The package is tailored to the work-at-home entrepreneur, and that includes the practitioner who wants to set up a referral service as a way to boost business. “This is a perfect correlation for practitioners,” says Cohen. “They already have a list of contractors. They just need to turn it into a business. With this package, they can do that within eight weeks.”
Cohen developed the package after launching her own referral network three years ago. Since then, 46 networks have been set up using her model, including HomeNetSolutions, launched by Philadelphia practitioner Steve Adler and his wife, Jamie.
Since its launch a year ago, HomeNetSolutions has gone beyond the startup package from Home Remedies. “It’s a good package, but we’ve taken the concept to the next level,” Adler says.

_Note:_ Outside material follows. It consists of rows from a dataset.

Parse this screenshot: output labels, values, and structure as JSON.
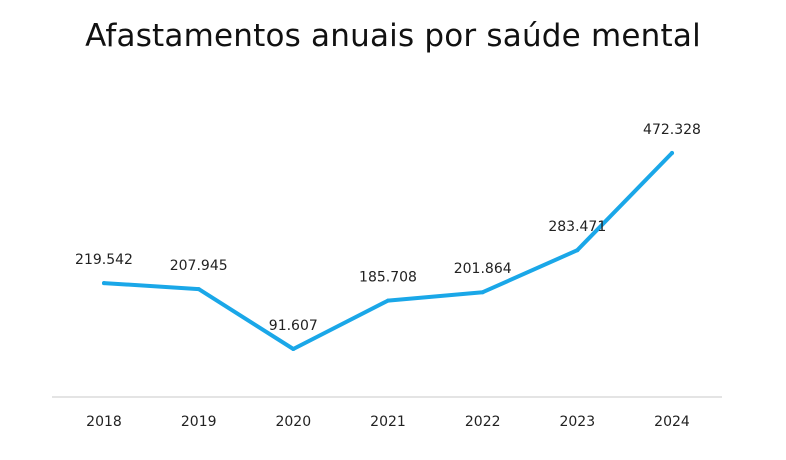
{
  "chart_data": {
    "type": "line",
    "title": "Afastamentos anuais por saúde mental",
    "xlabel": "",
    "ylabel": "",
    "categories": [
      "2018",
      "2019",
      "2020",
      "2021",
      "2022",
      "2023",
      "2024"
    ],
    "series": [
      {
        "values": [
          219542,
          207945,
          91607,
          185708,
          201864,
          283471,
          472328
        ],
        "labels": [
          "219.542",
          "207.945",
          "91.607",
          "185.708",
          "201.864",
          "283.471",
          "472.328"
        ],
        "color": "#1aa7e8"
      }
    ],
    "ylim": [
      0,
      500000
    ],
    "grid": false,
    "legend": "none",
    "axis_color": "#c8c8c8"
  }
}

The company operates a Web site, homenetsolutions.com, and uses off-the-shelf software to track clients and vendors. The company is getting about 100 calls a week from clients, mostly for remodeling work, and has more than 140 vendors--all of them meeting screening criteria.
The absence of custom software is a disadvantage of going the Home Remedies route, but for the small broker trying to get a foot in the market quickly, the model is positioned as an interim step. Home Remedies has worked out many of the difficulties for you. “I’ve done the research,” says Cohen. “I’ve developed a commission structure, drafted liability clauses, prepared mail and ad copy, created invoice billing forms, included sample forms and sample agreements with contractors, and added accounting spreadsheets--everything’s there.”
Whether you build a program from scratch or move forward with an existing model, you’re tapping into something practitioners agree is key to residential real estate’s going forward. “It’s the future of our industry,” says Alex Perriello, president and CEO of Coldwell Banker Real Estate Corp.